Criminal Justice Capstone
Dr. Tamara Mangum
July 23, 2017
Ok Paula, good topic of exploration and identification of the challenges with violence in prisons. Overall you have done good identifying your internal and external stakeholders and I look forward to seeing this research evolve.
Violence in Prisons
The correctional system houses troubled individuals, who may have a record of committing violent crimes against others or been a victim of a violent crime into confined spaces against their wills. These people are housed in close contact with staff whom they outnumber but who must maintain a peaceful and orderly routine daily. One would be amazed why there is no more violence in prisons.
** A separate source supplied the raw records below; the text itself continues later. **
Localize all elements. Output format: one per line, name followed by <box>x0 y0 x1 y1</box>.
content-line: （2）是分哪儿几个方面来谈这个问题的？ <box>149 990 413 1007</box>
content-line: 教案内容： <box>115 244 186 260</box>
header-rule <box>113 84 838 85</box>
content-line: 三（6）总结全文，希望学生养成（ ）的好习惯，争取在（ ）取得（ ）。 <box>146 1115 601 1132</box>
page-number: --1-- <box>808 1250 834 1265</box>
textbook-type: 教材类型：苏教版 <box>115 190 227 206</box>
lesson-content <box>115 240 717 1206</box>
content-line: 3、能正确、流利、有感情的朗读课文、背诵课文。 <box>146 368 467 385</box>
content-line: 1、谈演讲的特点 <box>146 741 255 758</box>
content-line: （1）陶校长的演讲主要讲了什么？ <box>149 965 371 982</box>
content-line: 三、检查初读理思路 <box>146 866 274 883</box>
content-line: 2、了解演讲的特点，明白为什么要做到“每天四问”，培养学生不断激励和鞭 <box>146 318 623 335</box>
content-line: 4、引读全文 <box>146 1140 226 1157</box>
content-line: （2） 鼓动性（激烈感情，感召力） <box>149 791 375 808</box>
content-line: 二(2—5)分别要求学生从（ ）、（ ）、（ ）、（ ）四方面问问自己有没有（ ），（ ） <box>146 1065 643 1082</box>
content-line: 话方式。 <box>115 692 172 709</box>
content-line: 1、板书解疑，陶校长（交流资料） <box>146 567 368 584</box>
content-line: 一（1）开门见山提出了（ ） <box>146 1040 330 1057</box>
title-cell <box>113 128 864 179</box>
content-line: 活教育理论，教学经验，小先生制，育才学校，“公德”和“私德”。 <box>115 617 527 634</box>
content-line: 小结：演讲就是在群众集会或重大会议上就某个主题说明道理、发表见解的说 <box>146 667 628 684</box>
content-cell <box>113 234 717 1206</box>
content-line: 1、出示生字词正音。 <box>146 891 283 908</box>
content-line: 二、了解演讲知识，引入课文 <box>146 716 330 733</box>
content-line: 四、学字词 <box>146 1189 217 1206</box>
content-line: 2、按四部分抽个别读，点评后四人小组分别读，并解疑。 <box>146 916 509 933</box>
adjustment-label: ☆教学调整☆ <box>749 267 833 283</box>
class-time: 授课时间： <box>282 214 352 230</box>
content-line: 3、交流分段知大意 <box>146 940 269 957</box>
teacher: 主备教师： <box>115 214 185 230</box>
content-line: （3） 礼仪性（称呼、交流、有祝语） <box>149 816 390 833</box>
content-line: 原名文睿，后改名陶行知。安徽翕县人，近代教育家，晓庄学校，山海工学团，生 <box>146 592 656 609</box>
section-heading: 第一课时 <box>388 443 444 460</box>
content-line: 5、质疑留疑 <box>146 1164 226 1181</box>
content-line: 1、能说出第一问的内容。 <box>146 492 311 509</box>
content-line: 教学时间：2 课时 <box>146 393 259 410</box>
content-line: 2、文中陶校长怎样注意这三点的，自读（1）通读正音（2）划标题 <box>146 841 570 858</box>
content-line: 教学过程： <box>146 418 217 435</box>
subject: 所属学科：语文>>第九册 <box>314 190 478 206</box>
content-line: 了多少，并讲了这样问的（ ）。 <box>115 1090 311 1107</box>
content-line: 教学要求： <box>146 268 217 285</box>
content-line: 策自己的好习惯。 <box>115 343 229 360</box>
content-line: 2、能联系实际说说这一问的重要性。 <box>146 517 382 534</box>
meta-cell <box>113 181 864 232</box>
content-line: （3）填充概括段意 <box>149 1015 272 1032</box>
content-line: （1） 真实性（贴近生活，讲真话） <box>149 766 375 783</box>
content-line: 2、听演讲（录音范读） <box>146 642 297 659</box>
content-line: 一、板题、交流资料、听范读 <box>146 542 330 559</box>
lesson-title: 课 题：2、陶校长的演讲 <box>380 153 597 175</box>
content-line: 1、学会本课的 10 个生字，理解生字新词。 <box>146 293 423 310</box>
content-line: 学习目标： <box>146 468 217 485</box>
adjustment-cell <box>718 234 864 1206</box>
Statistics on the real state of violence in prison has often been difficult to access. Nonetheless, there is some research that points to the state of violence in prisons. Kupers (2006) indicated that close to 20% of all the inmates in prisons in the United States have at one time or the other been assaulted physically by the other inmates. There is another more than 20% that have been attacked by staffs outside of the prison. There are also reports according to (Lee, 2004) that there have been close to 9000 rape incidents since 2011 in American prisons. Also between 3 percent and 9 percent of male inmates have also been assaulted sexually in prisons and this is a significant number considering that it is close to 200000 prisoners (Wright, 2003). Private state prisons have a higher prevalence rate of sexual violence by other inmates compared to the public state prisons, but the general state prisons were twice as likely to be assaulted by the staffs compared to the private state prisons. Violence in private prisons is, however, higher compared to public prisons.
One of the largest causes of violence in prisons includes crowding and the size of prison. Overcrowding and prison size alone, however, are not a causal factor of violence but this does not negate the fact that they contribute to violence when combined with other variables such as some of the methods or policies that have been implemented to limit and control the violence. The size of the prison coupled with the experience of the staffs also determines the occurrence of violence within a prison.
It is imperative to provide a solution to the problem to safeguard the security and safety of the inmates. Besides, cognizant of the fact that a prison is a correction facility, the occurrence of violence within the prisons impedes this objective by virtual of the fact that it escalates the negative behaviors of some inmates while at the same time instilling fear in others (Wright, 2003). Prisoners should improve their behaviors while at the prison and not escalate their actions and everyone wants to feel safe and secure within the confines of the cells to facilitate the correction of their behaviors.
The prisoners are impacted internally since they are the ones who are directly involved and affected by the violence. The staffs within the prisons may also be affected directly by the violence as they may be ones instigating the violence or the violence may also be directed at them. The families, communities that are linked or close to the prisons together with the government are the ones who are externally affected by the violence since any violent act may negatively affect them wither psychologically, socially or financially.
The problem still exists since there are regular occurrences of violence in the prisons and this, therefore, points to the fact that the authorities have not adequately addressed the matter. Also, the fact that the perpetrators of some violent acts have not yet been brought to book implies that the situation is yet to be fully resolved (Kupers, 2006). That is because the matter will only be brought to a complete halt when the perpetrators of violence are brought to book to discourage acts of violence.
Kupers, T. A. (2006). Trauma and its Sequelae in Male Prisoners: Effects of Confinement, Overcrowding, and Diminished Services. American Journal of Orthopsychiatry 66.2: 189-196.
Lee, A. S. (2004). Monitoring Hostility: Avoiding Prison Disturbances through Environmental Scanning. Corrections Today 56.5: 104-109.
Wright, K. N. (2003). Prison Environment and Behavioral Outcomes. Journal of Offender Rehabilitation 20.1-2: 93-113.